Llegando casi a la puerta, con el corazón en un puño y una sensación amarga, sintió que alguien la agarraba del brazo. No de un modo brusco; más bien, con una delicadeza que le hizo estremecerse. Y, al girarse, ahí estaba él, con su sonrisa de niño travieso. – ¿Ya te vas?- le preguntó. Una frase casi ridícula, teniendo en cuenta que ni se conocían. Después de las correspondientes presentaciones y de cruzar algunas frases oportunas, concertaron su primera cita. Así, a lo loco, pensó ella. Y salió el local en una nube. 

Aún no sabía que acababa de montarse en una montaña rusa, de la que acabaría bajándose mareada y con mal cuerpo. 
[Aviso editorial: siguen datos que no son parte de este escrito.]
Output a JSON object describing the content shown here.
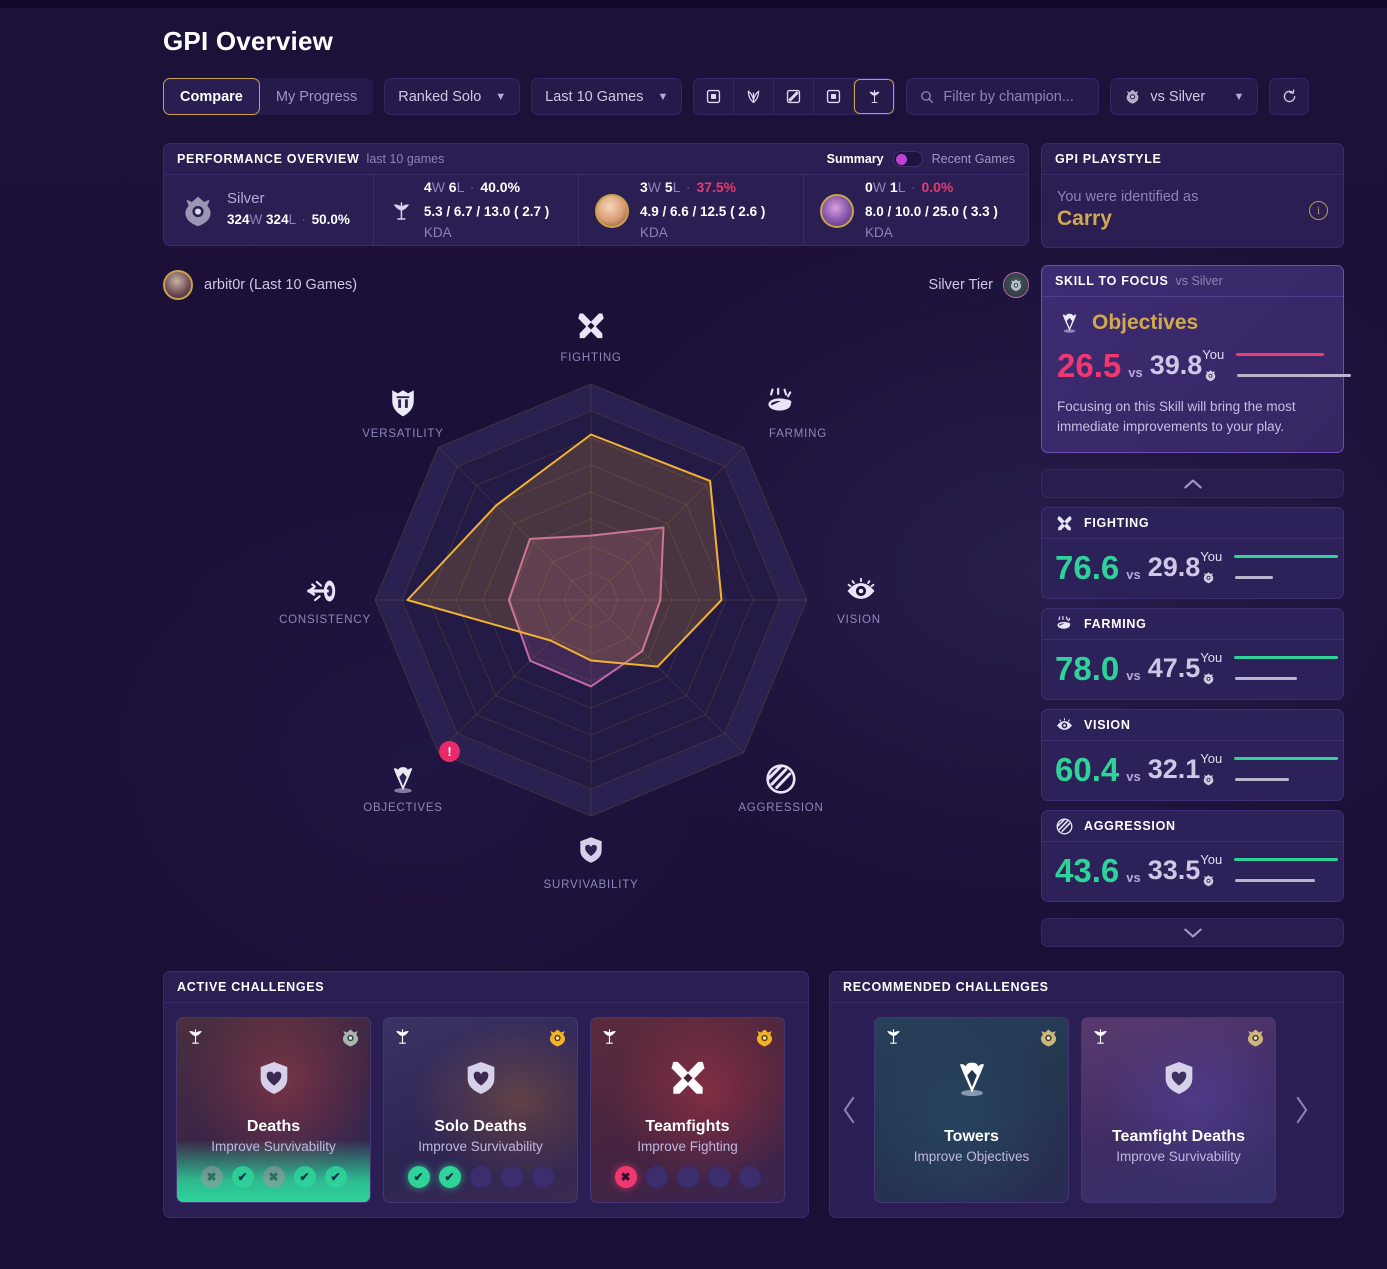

A partir de ahí, comenzaron su relación. No fue una relación formal. Ni siquiera era normal. Un torbellino de sensaciones discordantes. Vivieron a tumbos. Como amigos, como enamorados, como niños, como viejos cansados. 

– Creo que me has hipnotizado- le dijo él, un tiempo después de conocerse, recordando aquella noche- Nunca olvidaré esos ojos. Ninguna mujer me había mirado así antes…

A veces, él desparecía durante días y, luego, cuando ella comenzaba a estar desesperada, volvía a aparecer, meloso, como si se hubiesen visto apenas un par de horas antes.

Era puro veneno. Veneno para su piel, para su corazón, para su alma…

Durante un par de años, quizá tres (nunca hubo un principio y un fin) su vida fue un vaivén.

Poco a poco le fue olvidando. Hasta que un día, tras varios meses, volvió a aparecer en su vida. Pero ya era tarde. Ya no había hueco para él.

Años más tarde supo de su muerte. Una muerte temprana, aunque ella sabía que buscada. Aquel chico malote con ojos de niño travieso no podía acabar bien. Y, aunque su corazón ya había pasado página, algo se quebró en su interior. Y sintió que todavía tenía tantas cosas que decirle, tantos besos que darle. Que la vida no había sido justa con ellos, que podía haber sido de otro modo.

Una espinita le quedó clavada, que el tiempo se encargaría de borrarla, pero dejándole, a cambio, una pequeña cicatriz.